Was würdet ihr machen. 

Grüße,
Martin

PS: Wenn Geld keine Rolex spielen würde, würd ich nicht überlegen;-)!


----------



## czippi (11. Januar 2010)

Hi,
die genauen Maße habe ich jetzt nicht aber der Giant-Terrago in XS hat 36cm Rahmenhöhe, ist also sehr klein. Wird in der Bucht von einem Händler für 99,00 Euro angeboten, wiegt 1815g, und war sehr schnell geliefert. Im Vergleich zu seinem jetzigen 24er (Rahmenmarke "Lakes") sind die Änderungen in der Größe nur Minimal. Er ist zZt 1,30 groß/ 8,5 Jahre alt und wird das Giant im April bekommen.

Grüße, czippi


----------



## MTB-News.de




----------



## soulslight (11. Januar 2010)

schau doch mal bei giant, die haben damenräder in der größe, 14", oder bei trek 14,5", oder bei specialized 13" (myka ht), oder bei cube, oder ...
du musst nur bei den gängigen herstellern bei den frauenspezifischen hts schauen, da findest du recht viele 26" räder in den größen 13 und zoll.
wobei ich für eine 9 jährige die 26" radgröße etwas groß finde. ich habe zwar selber keine kinder, arbeite aber für eine soziale einrichtung und unsere 9jährigen, auch 10jährigen haben doch immer wieder schwierigkeiten mit der großen radgröße, mit dem manövrieren, etc. aber wenn deine tochter schon recht fit ist wird sie sich glaube ich recht schnell an die veränderung gewöhnen und mit den 26" klar kommen.

gruß


----------



## czippi (11. Januar 2010)

schau mal hier im Bikemarkt bei den Kinderbikes:
http://bikemarkt.mtb-news.de/bikemarkt/showproduct.php/product/234915/cat/57/date/1255971562


----------



## chowi (11. Januar 2010)

Wir haben 24" einfach übersprungen...

http://www.mtb-news.de/forum/showthread.php?t=393988

Gruß chowi


----------



## stubenhocker (12. Januar 2010)

Unsere Tochter (7,5) soll zum Frühjahr ein 26er bekommen und da probieren wir gerade diverse Marken durch. Die verschiedenen Modelle haben bei gleicher Rahmenhöhe recht unterschiedliche Oberrohrlängen; es kann also sein, das die Sitzhöhe passt, die/der Kleine aber total gestreckt draufliegt. 
Ich weiß, das kann man mit der Vorbaulänge ausgleichen, aber ungefähr sollte es schon passen, wenn man nicht in 3 Jahren wieder neu kaufen möchte.
Alex


----------



## Martina H. (12. Januar 2010)

> Unsere Tochter (7,5) soll zum Frühjahr ein 26er bekommen



Wie groß ist sie denn? Mit 9 Jahren geht ein 26er wohl schon (wenn es auch grenzwertig ist), aber mit 7einhalb??

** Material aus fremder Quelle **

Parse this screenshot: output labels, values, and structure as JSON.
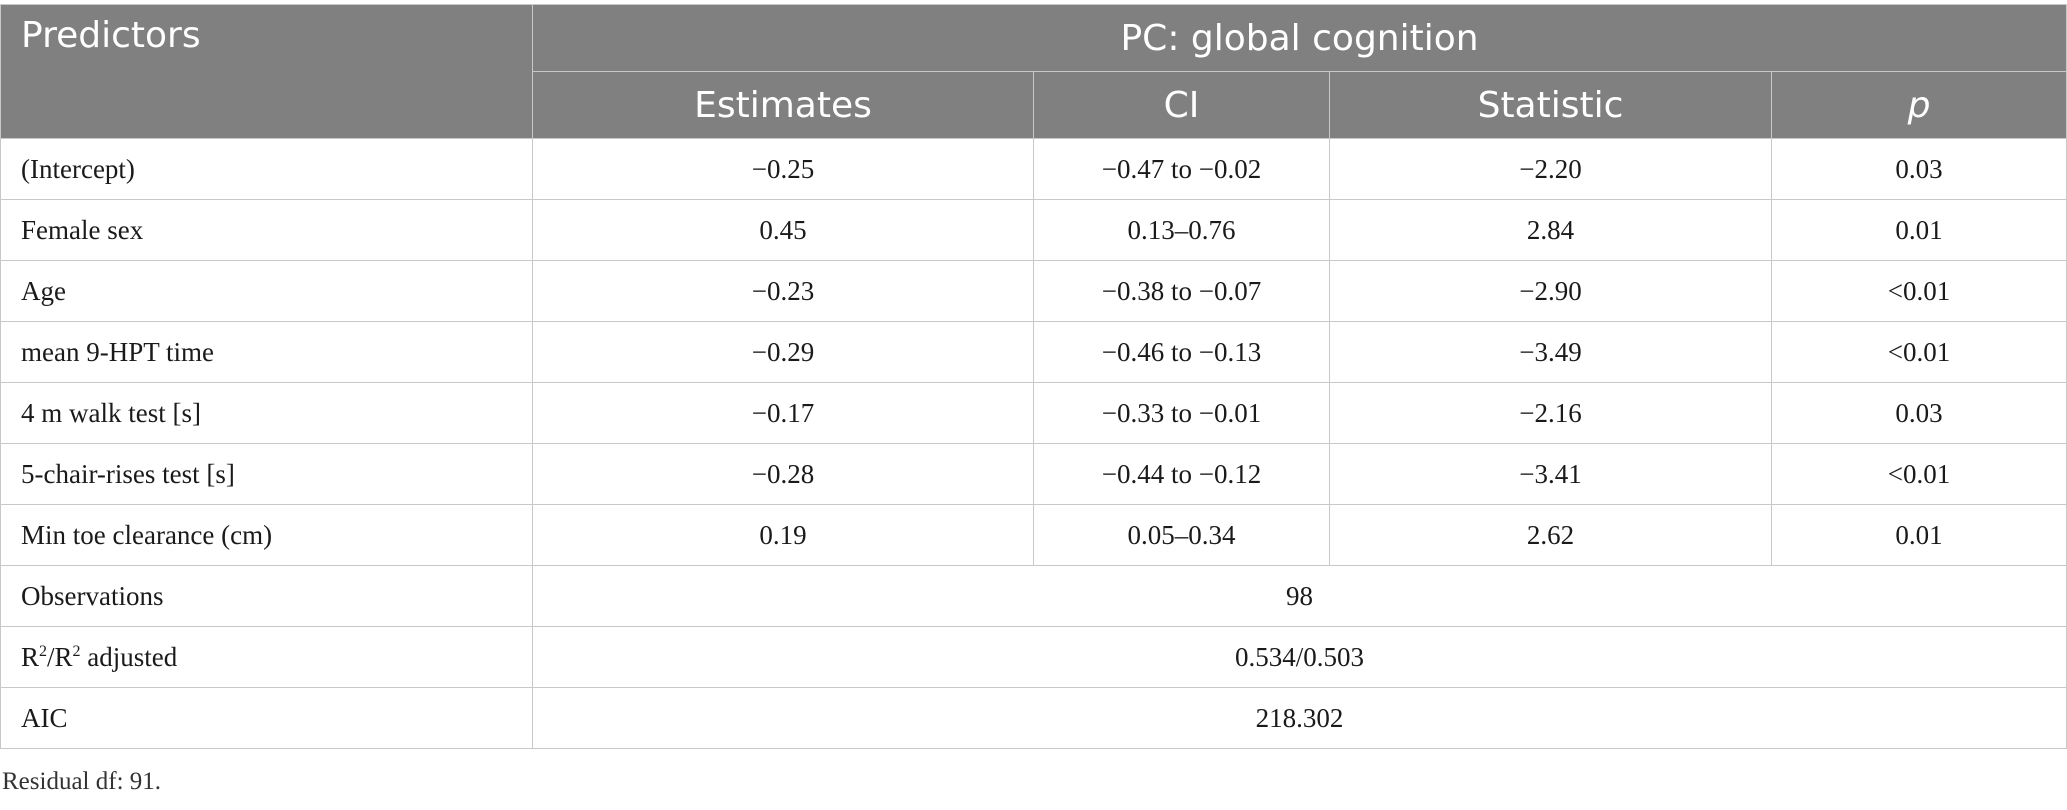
{
  "header": {
    "predictors": "Predictors",
    "group": "PC: global cognition",
    "estimates": "Estimates",
    "ci": "CI",
    "statistic": "Statistic",
    "p": "p"
  },
  "rows": [
    {
      "predictor": "(Intercept)",
      "estimate": "−0.25",
      "ci": "−0.47 to −0.02",
      "statistic": "−2.20",
      "p": "0.03"
    },
    {
      "predictor": "Female sex",
      "estimate": "0.45",
      "ci": "0.13–0.76",
      "statistic": "2.84",
      "p": "0.01"
    },
    {
      "predictor": "Age",
      "estimate": "−0.23",
      "ci": "−0.38 to −0.07",
      "statistic": "−2.90",
      "p": "<0.01"
    },
    {
      "predictor": "mean 9-HPT time",
      "estimate": "−0.29",
      "ci": "−0.46 to −0.13",
      "statistic": "−3.49",
      "p": "<0.01"
    },
    {
      "predictor": "4 m walk test [s]",
      "estimate": "−0.17",
      "ci": "−0.33 to −0.01",
      "statistic": "−2.16",
      "p": "0.03"
    },
    {
      "predictor": "5-chair-rises test [s]",
      "estimate": "−0.28",
      "ci": "−0.44 to −0.12",
      "statistic": "−3.41",
      "p": "<0.01"
    },
    {
      "predictor": "Min toe clearance (cm)",
      "estimate": "0.19",
      "ci": "0.05–0.34",
      "statistic": "2.62",
      "p": "0.01"
    }
  ],
  "summary": {
    "observations_label": "Observations",
    "observations_value": "98",
    "r2_label_a": "R",
    "r2_sup_a": "2",
    "r2_label_b": "/R",
    "r2_sup_b": "2",
    "r2_label_c": " adjusted",
    "r2_value": "0.534/0.503",
    "aic_label": "AIC",
    "aic_value": "218.302"
  },
  "footnote": "Residual df: 91."
}
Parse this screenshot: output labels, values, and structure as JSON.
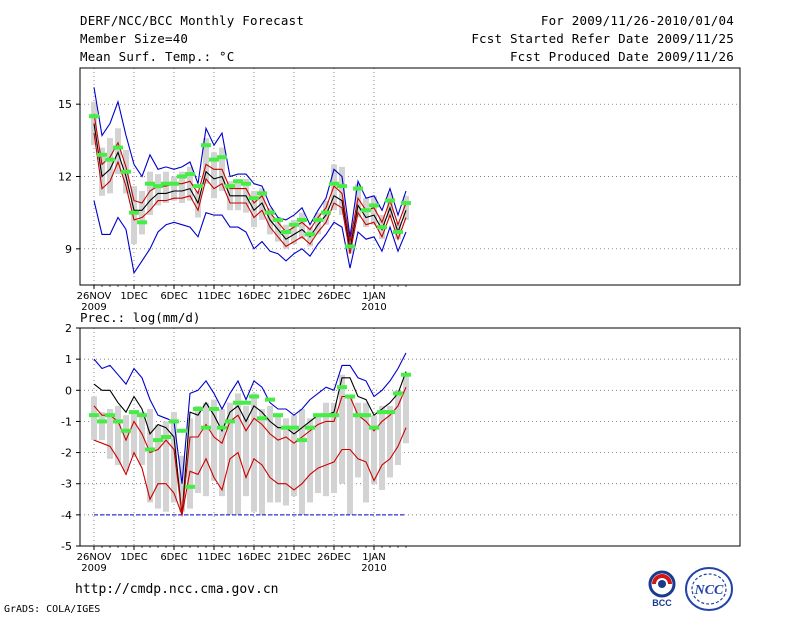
{
  "header": {
    "title": "DERF/NCC/BCC Monthly Forecast",
    "member_size": "Member Size=40",
    "variable": "Mean Surf. Temp.: °C",
    "period": "For 2009/11/26-2010/01/04",
    "fcst_started": "Fcst Started Refer Date 2009/11/25",
    "fcst_produced": "Fcst Produced Date 2009/11/26"
  },
  "footer": {
    "url": "http://cmdp.ncc.cma.gov.cn",
    "credit": "GrADS: COLA/IGES",
    "logo_bcc_text": "BCC",
    "logo_ncc_text": "NCC"
  },
  "colors": {
    "mean": "#000000",
    "sd": "#cc0000",
    "range": "#0000cc",
    "box": "#d3d3d3",
    "obs": "#44ee44",
    "baseline": "#0000cc",
    "grid": "#555555"
  },
  "chart_data": [
    {
      "type": "line",
      "title": "Mean Surf. Temp.: °C",
      "ylim": [
        7.5,
        16.5
      ],
      "yticks": [
        9,
        12,
        15
      ],
      "xtick_index": [
        0,
        5,
        10,
        15,
        20,
        25,
        30,
        35
      ],
      "xtick_labels": [
        "26NOV",
        "1DEC",
        "6DEC",
        "11DEC",
        "16DEC",
        "21DEC",
        "26DEC",
        "1JAN"
      ],
      "xtick_years": {
        "0": "2009",
        "35": "2010"
      },
      "grid": "dotted",
      "series": [
        {
          "name": "ensemble mean",
          "color": "black",
          "values": [
            14.2,
            12.0,
            12.3,
            13.0,
            12.0,
            10.6,
            10.6,
            11.0,
            11.3,
            11.3,
            11.4,
            11.4,
            11.5,
            10.9,
            12.2,
            11.9,
            12.0,
            11.2,
            11.2,
            11.2,
            10.6,
            10.9,
            10.2,
            9.8,
            9.4,
            9.6,
            9.8,
            9.5,
            10.0,
            10.4,
            11.2,
            11.0,
            9.0,
            10.8,
            10.3,
            10.4,
            9.8,
            10.7,
            9.7,
            10.6
          ]
        },
        {
          "name": "mean + sd",
          "color": "red",
          "values": [
            14.6,
            12.5,
            12.8,
            13.4,
            12.4,
            11.0,
            10.9,
            11.4,
            11.6,
            11.6,
            11.7,
            11.7,
            11.8,
            11.3,
            12.5,
            12.3,
            12.3,
            11.5,
            11.5,
            11.5,
            10.9,
            11.2,
            10.5,
            10.1,
            9.7,
            9.9,
            10.1,
            9.8,
            10.3,
            10.7,
            11.6,
            11.3,
            9.3,
            11.1,
            10.6,
            10.7,
            10.1,
            11.0,
            10.0,
            10.9
          ]
        },
        {
          "name": "mean - sd",
          "color": "red",
          "values": [
            13.8,
            11.5,
            11.8,
            12.6,
            11.6,
            10.2,
            10.3,
            10.6,
            11.0,
            11.0,
            11.1,
            11.1,
            11.2,
            10.6,
            11.9,
            11.5,
            11.7,
            10.9,
            10.9,
            10.9,
            10.3,
            10.6,
            9.9,
            9.5,
            9.1,
            9.3,
            9.5,
            9.2,
            9.7,
            10.1,
            10.9,
            10.7,
            8.8,
            10.5,
            10.0,
            10.1,
            9.5,
            10.4,
            9.4,
            10.3
          ]
        },
        {
          "name": "ensemble max",
          "color": "blue",
          "values": [
            15.7,
            13.7,
            14.2,
            15.1,
            13.7,
            12.5,
            12.0,
            12.9,
            12.3,
            12.4,
            12.3,
            12.4,
            12.6,
            11.7,
            14.0,
            13.3,
            13.8,
            12.0,
            12.1,
            12.1,
            11.7,
            11.6,
            10.8,
            10.3,
            10.2,
            10.4,
            10.7,
            10.0,
            10.6,
            11.1,
            12.3,
            12.0,
            9.5,
            11.8,
            11.1,
            11.2,
            10.6,
            11.5,
            10.4,
            11.4
          ]
        },
        {
          "name": "ensemble min",
          "color": "blue",
          "values": [
            11.0,
            9.6,
            9.6,
            10.3,
            9.8,
            8.0,
            8.5,
            9.0,
            9.7,
            10.0,
            10.1,
            10.0,
            9.9,
            9.5,
            10.5,
            10.4,
            10.4,
            9.9,
            9.9,
            9.7,
            9.0,
            9.3,
            8.9,
            8.8,
            8.5,
            8.8,
            9.0,
            8.7,
            9.2,
            9.6,
            10.1,
            9.9,
            8.2,
            9.7,
            9.4,
            9.5,
            8.9,
            9.9,
            8.9,
            9.7
          ]
        },
        {
          "name": "observed / climatology",
          "color": "green",
          "values": [
            14.5,
            12.9,
            12.7,
            13.2,
            12.2,
            10.5,
            10.1,
            11.7,
            11.6,
            11.7,
            11.7,
            12.0,
            12.1,
            11.6,
            13.3,
            12.7,
            12.8,
            11.6,
            11.8,
            11.7,
            11.1,
            11.3,
            10.5,
            10.2,
            9.7,
            10.0,
            10.2,
            9.6,
            10.2,
            10.5,
            11.7,
            11.6,
            9.1,
            11.5,
            10.6,
            10.8,
            9.9,
            11.0,
            9.7,
            10.9
          ]
        }
      ],
      "boxes": {
        "name": "member spread (25-75%)",
        "low": [
          13.3,
          11.2,
          11.3,
          12.1,
          11.3,
          9.2,
          9.6,
          10.4,
          10.8,
          10.9,
          11.0,
          10.9,
          11.0,
          10.3,
          11.7,
          11.1,
          11.4,
          10.6,
          10.6,
          10.5,
          9.9,
          10.2,
          9.6,
          9.3,
          9.0,
          9.2,
          9.4,
          9.1,
          9.6,
          10.0,
          10.6,
          10.4,
          8.8,
          10.3,
          9.9,
          10.0,
          9.4,
          10.3,
          9.4,
          10.2
        ],
        "high": [
          15.1,
          13.2,
          13.6,
          14.0,
          13.1,
          11.6,
          11.4,
          12.2,
          12.1,
          12.2,
          12.0,
          12.2,
          12.4,
          11.4,
          13.6,
          13.0,
          13.2,
          11.8,
          11.9,
          11.9,
          11.4,
          11.5,
          10.7,
          10.3,
          10.0,
          10.2,
          10.5,
          9.9,
          10.5,
          11.0,
          12.5,
          12.4,
          9.6,
          11.7,
          11.1,
          11.2,
          10.4,
          11.3,
          10.1,
          11.2
        ]
      }
    },
    {
      "type": "line",
      "title": "Prec.: log(mm/d)",
      "ylim": [
        -5,
        2
      ],
      "yticks": [
        -5,
        -4,
        -3,
        -2,
        -1,
        0,
        1,
        2
      ],
      "xtick_index": [
        0,
        5,
        10,
        15,
        20,
        25,
        30,
        35
      ],
      "xtick_labels": [
        "26NOV",
        "1DEC",
        "6DEC",
        "11DEC",
        "16DEC",
        "21DEC",
        "26DEC",
        "1JAN"
      ],
      "xtick_years": {
        "0": "2009",
        "35": "2010"
      },
      "grid": "dotted",
      "baseline": -4,
      "series": [
        {
          "name": "ensemble mean",
          "color": "black",
          "values": [
            0.2,
            0.0,
            0.0,
            -0.4,
            -0.7,
            -0.2,
            -0.6,
            -1.4,
            -1.1,
            -1.2,
            -1.5,
            -4.0,
            -0.7,
            -0.8,
            -0.4,
            -0.8,
            -1.3,
            -0.7,
            -0.5,
            -1.0,
            -0.5,
            -0.7,
            -1.0,
            -1.2,
            -1.2,
            -1.4,
            -1.2,
            -1.0,
            -0.8,
            -0.8,
            -0.7,
            0.4,
            0.4,
            -0.2,
            -0.3,
            -0.8,
            -0.6,
            -0.4,
            -0.1,
            0.6
          ]
        },
        {
          "name": "mean + sd",
          "color": "red",
          "values": [
            -0.5,
            -0.8,
            -0.8,
            -1.0,
            -1.6,
            -1.0,
            -1.4,
            -2.0,
            -1.9,
            -1.6,
            -1.9,
            -4.0,
            -1.5,
            -1.5,
            -1.1,
            -1.5,
            -1.7,
            -1.0,
            -0.8,
            -1.3,
            -0.9,
            -1.1,
            -1.4,
            -1.6,
            -1.5,
            -1.7,
            -1.5,
            -1.3,
            -1.1,
            -1.0,
            -1.0,
            -0.2,
            -0.2,
            -0.8,
            -1.0,
            -1.3,
            -1.0,
            -0.8,
            -0.5,
            0.1
          ]
        },
        {
          "name": "mean - sd",
          "color": "red",
          "values": [
            -1.6,
            -1.7,
            -1.8,
            -2.2,
            -2.7,
            -2.0,
            -2.5,
            -3.5,
            -3.0,
            -3.0,
            -3.3,
            -4.0,
            -2.6,
            -2.7,
            -2.2,
            -2.8,
            -3.2,
            -2.2,
            -2.0,
            -2.8,
            -2.2,
            -2.4,
            -2.8,
            -3.0,
            -3.0,
            -3.2,
            -3.0,
            -2.7,
            -2.5,
            -2.4,
            -2.3,
            -1.9,
            -1.9,
            -2.2,
            -2.3,
            -2.9,
            -2.4,
            -2.2,
            -1.8,
            -1.2
          ]
        },
        {
          "name": "ensemble max",
          "color": "blue",
          "values": [
            1.0,
            0.7,
            0.8,
            0.5,
            0.2,
            0.7,
            0.4,
            -0.3,
            -0.8,
            -0.9,
            -1.0,
            -3.0,
            -0.1,
            0.0,
            0.3,
            -0.1,
            -0.6,
            -0.1,
            0.3,
            -0.3,
            0.3,
            0.1,
            -0.4,
            -0.6,
            -0.6,
            -0.8,
            -0.6,
            -0.3,
            -0.1,
            0.1,
            0.0,
            0.8,
            0.8,
            0.4,
            0.3,
            -0.2,
            0.0,
            0.3,
            0.7,
            1.2
          ]
        },
        {
          "name": "ensemble min",
          "color": "blue",
          "values": [
            -4.0,
            -4.0,
            -4.0,
            -4.0,
            -4.0,
            -4.0,
            -4.0,
            -4.0,
            -4.0,
            -4.0,
            -4.0,
            -4.0,
            -4.0,
            -4.0,
            -4.0,
            -4.0,
            -4.0,
            -4.0,
            -4.0,
            -4.0,
            -4.0,
            -4.0,
            -4.0,
            -4.0,
            -4.0,
            -4.0,
            -4.0,
            -4.0,
            -4.0,
            -4.0,
            -4.0,
            -4.0,
            -4.0,
            -4.0,
            -4.0,
            -4.0,
            -4.0,
            -4.0,
            -4.0,
            -4.0
          ]
        },
        {
          "name": "observed / climatology",
          "color": "green",
          "values": [
            -0.8,
            -1.0,
            -0.8,
            -1.0,
            -1.3,
            -0.7,
            -0.8,
            -1.9,
            -1.6,
            -1.5,
            -1.0,
            -1.3,
            -3.1,
            -0.6,
            -1.2,
            -0.6,
            -1.2,
            -1.0,
            -0.4,
            -0.4,
            -0.2,
            -0.9,
            -0.3,
            -0.8,
            -1.2,
            -1.2,
            -1.6,
            -1.2,
            -0.8,
            -0.8,
            -0.8,
            0.1,
            -0.2,
            -0.8,
            -0.8,
            -1.2,
            -0.7,
            -0.7,
            -0.1,
            0.5
          ]
        }
      ],
      "boxes": {
        "name": "member spread (25-75%)",
        "low": [
          -1.6,
          -1.6,
          -2.2,
          -2.4,
          -2.6,
          -2.1,
          -2.4,
          -3.6,
          -3.8,
          -3.9,
          -3.6,
          -3.9,
          -3.8,
          -3.3,
          -3.4,
          -2.9,
          -3.4,
          -4.0,
          -4.0,
          -3.4,
          -3.9,
          -4.0,
          -3.6,
          -3.6,
          -3.7,
          -3.4,
          -4.0,
          -3.6,
          -3.3,
          -3.4,
          -3.3,
          -3.0,
          -4.0,
          -2.8,
          -3.6,
          -3.0,
          -3.2,
          -2.8,
          -2.4,
          -1.7
        ],
        "high": [
          -0.2,
          -0.7,
          -0.6,
          -0.5,
          -0.8,
          -0.7,
          -0.7,
          -0.6,
          -1.1,
          -1.0,
          -0.7,
          -2.1,
          -0.9,
          -0.5,
          -0.4,
          -0.3,
          -0.6,
          -0.4,
          -0.1,
          -0.5,
          -0.1,
          -0.6,
          -0.5,
          -0.8,
          -0.9,
          -0.8,
          -0.6,
          -0.9,
          -0.8,
          -0.4,
          -0.4,
          0.5,
          -0.2,
          -0.4,
          -0.4,
          -0.8,
          -0.5,
          -0.5,
          0.0,
          0.5
        ]
      }
    }
  ]
}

Wir waren auch recht früh dran mit unserem 26er (unser Sohn war 9einhalb) aber er kam gleich super damit klar - meine Idee evtl 24er Laufräder einzubauen wurde sofort und kategorisch abgelehnt  

Mit 7einhalb hat er sein 24er bekommen und das war groß genug, an ein 26er war da nicht mal zu denken!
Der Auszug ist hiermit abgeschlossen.